武井靖さん

移住というより隣町に行くような感覚でもっと気軽に行動してほしいですね。

写真:武井靖さん1

Profile

武井 靖 さん(たけい やすし)埼玉県出身

移住歴6年 職業Webデザイナー

埼玉県で生まれ育った武井さんは、東京都内の専門学校を卒業後、都内の広告制作に就職。26、7歳の頃にフリーランスに転身して以来、HP制作などのWebデザイナーとして活動を続けている。

「移住先を探している最中、たまたま東京ビッグサイトで移住フェアをしているのを知ってどんなところがあるんだろう?と興味本位で行ってみたんです」

と話すのは、Webデザイナーの武井さんだ。
埼玉県で生まれ育った武井さんは、東京都内の専門学校を卒業後、都内の広告制作に就職、26、7歳の頃にフリーランスに転身して以来、HP制作などのWebデザイナーとして活動を続けている。

武井さんはリモートワークやワーケーションという言葉が定着しつつある昨今よりずっと前から、自分の興味のある街に住みたいと思っていたそうで、日本のみならず上海に移住した経験もあるのだとか。そんな武井さんが小矢部市と出会い、移住するきっかけは何だったのだろう?

「上海から帰国後、地方の文化に関心が沸いて日本中を旅行しました。いろいろな土地に行きましたが一番多く足を運んだのが北陸だったんです。多いときは年に4,5回も」。

北陸は祭りが多く古い街並みが健在なところに惹かれたそうで、

「東京ビッグサイトに行ったとき、富山県は小矢部市が地域おこし協力隊を募集していたんですよ。そのとき初めて地域おこし協力隊という制度があることを知りました。そういう移住の方法もあるのかって…」

写真:武井靖さん2


地域おこし協力隊とは、地方で地域外の人を受け入れ、実際に住みながら地域発展のために協力してもらい、定住・定着を図ることを目的とした制度のことだ。
ビッグサイトでこの制度を知った武井さんは自分でもいろいろ調べたり、市役所にわからないことは聞いたりしながら他の自治体と検討を重ねた結果、東京に行き来しやすいことと、兼業が可能だったことが決め手となり小矢部に申し込んだ。
採用決定後は市のサポートで物件も決まり、迷ったり悩んだりした記憶はなかったそう。新たな生活を始めながら協力隊の褒賞費も入り、今までのWebデザインの仕事もできるのは、収入の面から考えてもメリットだったに違いない。

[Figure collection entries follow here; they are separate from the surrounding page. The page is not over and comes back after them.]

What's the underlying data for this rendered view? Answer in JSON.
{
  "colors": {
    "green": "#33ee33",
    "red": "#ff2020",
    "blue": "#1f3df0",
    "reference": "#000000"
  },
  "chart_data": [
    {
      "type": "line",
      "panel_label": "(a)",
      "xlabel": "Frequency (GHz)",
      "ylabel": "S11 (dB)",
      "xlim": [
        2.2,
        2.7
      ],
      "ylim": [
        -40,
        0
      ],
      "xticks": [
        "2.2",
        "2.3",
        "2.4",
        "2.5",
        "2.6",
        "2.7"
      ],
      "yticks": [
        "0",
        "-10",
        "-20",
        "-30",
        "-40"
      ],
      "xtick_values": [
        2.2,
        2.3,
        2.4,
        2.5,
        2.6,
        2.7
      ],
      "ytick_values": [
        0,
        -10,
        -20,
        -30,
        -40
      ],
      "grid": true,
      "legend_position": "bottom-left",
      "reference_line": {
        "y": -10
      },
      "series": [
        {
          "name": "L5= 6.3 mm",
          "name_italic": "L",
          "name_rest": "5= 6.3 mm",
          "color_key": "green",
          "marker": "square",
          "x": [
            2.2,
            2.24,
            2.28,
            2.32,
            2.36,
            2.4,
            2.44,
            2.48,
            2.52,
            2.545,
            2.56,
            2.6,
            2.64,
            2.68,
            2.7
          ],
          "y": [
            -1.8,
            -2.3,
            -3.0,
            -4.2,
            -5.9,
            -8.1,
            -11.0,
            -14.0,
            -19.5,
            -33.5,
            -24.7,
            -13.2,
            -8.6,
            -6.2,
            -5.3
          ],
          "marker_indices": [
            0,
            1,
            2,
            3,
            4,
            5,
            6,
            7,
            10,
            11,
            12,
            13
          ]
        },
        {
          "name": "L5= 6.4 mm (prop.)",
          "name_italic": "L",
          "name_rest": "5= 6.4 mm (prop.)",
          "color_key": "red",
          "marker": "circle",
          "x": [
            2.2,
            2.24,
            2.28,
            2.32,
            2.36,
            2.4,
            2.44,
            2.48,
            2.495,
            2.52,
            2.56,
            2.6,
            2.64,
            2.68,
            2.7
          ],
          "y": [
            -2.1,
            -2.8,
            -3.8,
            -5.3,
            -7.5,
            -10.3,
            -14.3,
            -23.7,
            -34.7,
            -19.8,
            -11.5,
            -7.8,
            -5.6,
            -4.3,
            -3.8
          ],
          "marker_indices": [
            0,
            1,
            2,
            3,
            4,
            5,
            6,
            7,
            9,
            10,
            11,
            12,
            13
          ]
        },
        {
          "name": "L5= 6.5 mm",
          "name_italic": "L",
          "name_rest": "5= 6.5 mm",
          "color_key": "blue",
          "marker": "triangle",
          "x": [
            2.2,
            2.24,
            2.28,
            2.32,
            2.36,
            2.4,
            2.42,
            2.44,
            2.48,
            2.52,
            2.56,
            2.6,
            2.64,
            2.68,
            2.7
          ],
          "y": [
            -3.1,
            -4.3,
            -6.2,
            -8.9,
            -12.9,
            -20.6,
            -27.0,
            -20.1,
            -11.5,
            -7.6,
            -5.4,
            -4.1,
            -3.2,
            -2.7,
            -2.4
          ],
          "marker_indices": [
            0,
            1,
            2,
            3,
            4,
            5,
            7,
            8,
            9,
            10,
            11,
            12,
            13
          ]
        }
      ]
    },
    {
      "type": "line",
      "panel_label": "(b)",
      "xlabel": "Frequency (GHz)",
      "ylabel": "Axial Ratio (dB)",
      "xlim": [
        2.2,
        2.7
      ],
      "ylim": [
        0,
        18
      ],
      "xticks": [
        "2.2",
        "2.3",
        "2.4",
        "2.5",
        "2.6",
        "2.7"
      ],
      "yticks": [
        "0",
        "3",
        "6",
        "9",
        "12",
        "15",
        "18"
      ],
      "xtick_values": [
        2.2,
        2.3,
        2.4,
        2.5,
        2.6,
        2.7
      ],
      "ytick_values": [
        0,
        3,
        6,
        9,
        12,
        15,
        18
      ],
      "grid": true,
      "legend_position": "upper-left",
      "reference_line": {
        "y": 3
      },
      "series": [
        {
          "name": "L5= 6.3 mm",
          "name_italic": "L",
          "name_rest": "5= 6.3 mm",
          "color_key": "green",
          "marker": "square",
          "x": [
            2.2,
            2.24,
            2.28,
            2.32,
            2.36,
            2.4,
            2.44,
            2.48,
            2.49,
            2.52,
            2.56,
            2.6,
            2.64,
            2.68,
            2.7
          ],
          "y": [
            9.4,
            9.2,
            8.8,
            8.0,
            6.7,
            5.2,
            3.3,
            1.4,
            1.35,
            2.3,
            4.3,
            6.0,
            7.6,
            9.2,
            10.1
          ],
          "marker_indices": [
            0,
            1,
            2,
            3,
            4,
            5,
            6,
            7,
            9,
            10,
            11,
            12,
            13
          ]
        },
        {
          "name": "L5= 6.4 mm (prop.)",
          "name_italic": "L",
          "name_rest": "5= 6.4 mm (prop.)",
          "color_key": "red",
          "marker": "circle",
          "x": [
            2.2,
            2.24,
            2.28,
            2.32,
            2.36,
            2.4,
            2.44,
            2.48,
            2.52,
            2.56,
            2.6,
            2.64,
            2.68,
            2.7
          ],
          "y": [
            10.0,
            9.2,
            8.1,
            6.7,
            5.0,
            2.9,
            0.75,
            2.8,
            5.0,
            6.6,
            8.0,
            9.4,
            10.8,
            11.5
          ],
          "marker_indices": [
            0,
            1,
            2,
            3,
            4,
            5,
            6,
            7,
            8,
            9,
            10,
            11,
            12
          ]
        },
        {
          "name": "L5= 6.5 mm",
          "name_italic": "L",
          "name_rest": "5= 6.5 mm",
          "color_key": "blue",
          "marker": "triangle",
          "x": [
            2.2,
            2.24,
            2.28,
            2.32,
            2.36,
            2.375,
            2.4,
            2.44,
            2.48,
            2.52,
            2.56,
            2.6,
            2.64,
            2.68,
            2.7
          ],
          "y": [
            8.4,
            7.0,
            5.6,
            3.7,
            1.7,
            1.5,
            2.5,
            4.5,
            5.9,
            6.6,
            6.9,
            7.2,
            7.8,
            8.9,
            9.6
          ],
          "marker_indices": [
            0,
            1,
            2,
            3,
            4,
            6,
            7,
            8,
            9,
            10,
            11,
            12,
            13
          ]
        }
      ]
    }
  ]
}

今までと小矢部に来てからの暮らしで変わったことを聞いてみると

「埼玉に住んでいたときも打合せで都内に出向く程度でほとんど家で作業していましたし、今もほとんど変わらないですね。先方から10時から打合せをお願いしたいと言われても早朝にこちらを出発すれば間に合いますし、15時にはもう小矢部の家に着いていることも。新幹線を使えば日帰りどころか半日で行って帰ってこれます。隣町に行くような感じです」

と武井さんは笑う。

「移住前は自炊もよくしていましたが、こっちに来てからは外食が増えました。定食屋も総菜屋も本当に美味しいんですよ。驚いたのはスーパーで売っている刺身の旨さ。今まで食べていた刺身は何だったんだろう?って真剣に思いましたから」。

趣味のひとつが登山ということもあり、立山や乗鞍といった名峰へも車で1時間半ほどで登れる場所まで行けるところも大きな魅力のようで

「散歩や運転中など、立山が一望できるんですよ。これは都会では見れないですよね」

と話す。

これまで小矢部という土地には縁もゆかりもなかった武井さん。地域おこし協力隊の活動を軸として地元の人たちとのつながりも徐々に増えていき、任期を終え2年経った今では、仕事の割合が東京と富山で5:5までになった。

「都会の場合、仕事で知り合ったらそこで完結してしまいがちですけど、こちらは人とのつながりに垣根がなく広がりやすい気がします。仕事というよりは人対人という感じですね。例えば、〆切に間に合わなそうなとき事情を説明すると、少しくらい大丈夫やちゃ!とおっしゃっていただける。それに甘えてはいけないんですけどね」。

なんとも自然に富山弁が出てくるところに、小矢部での暮らしの充実ぶりが伺えた。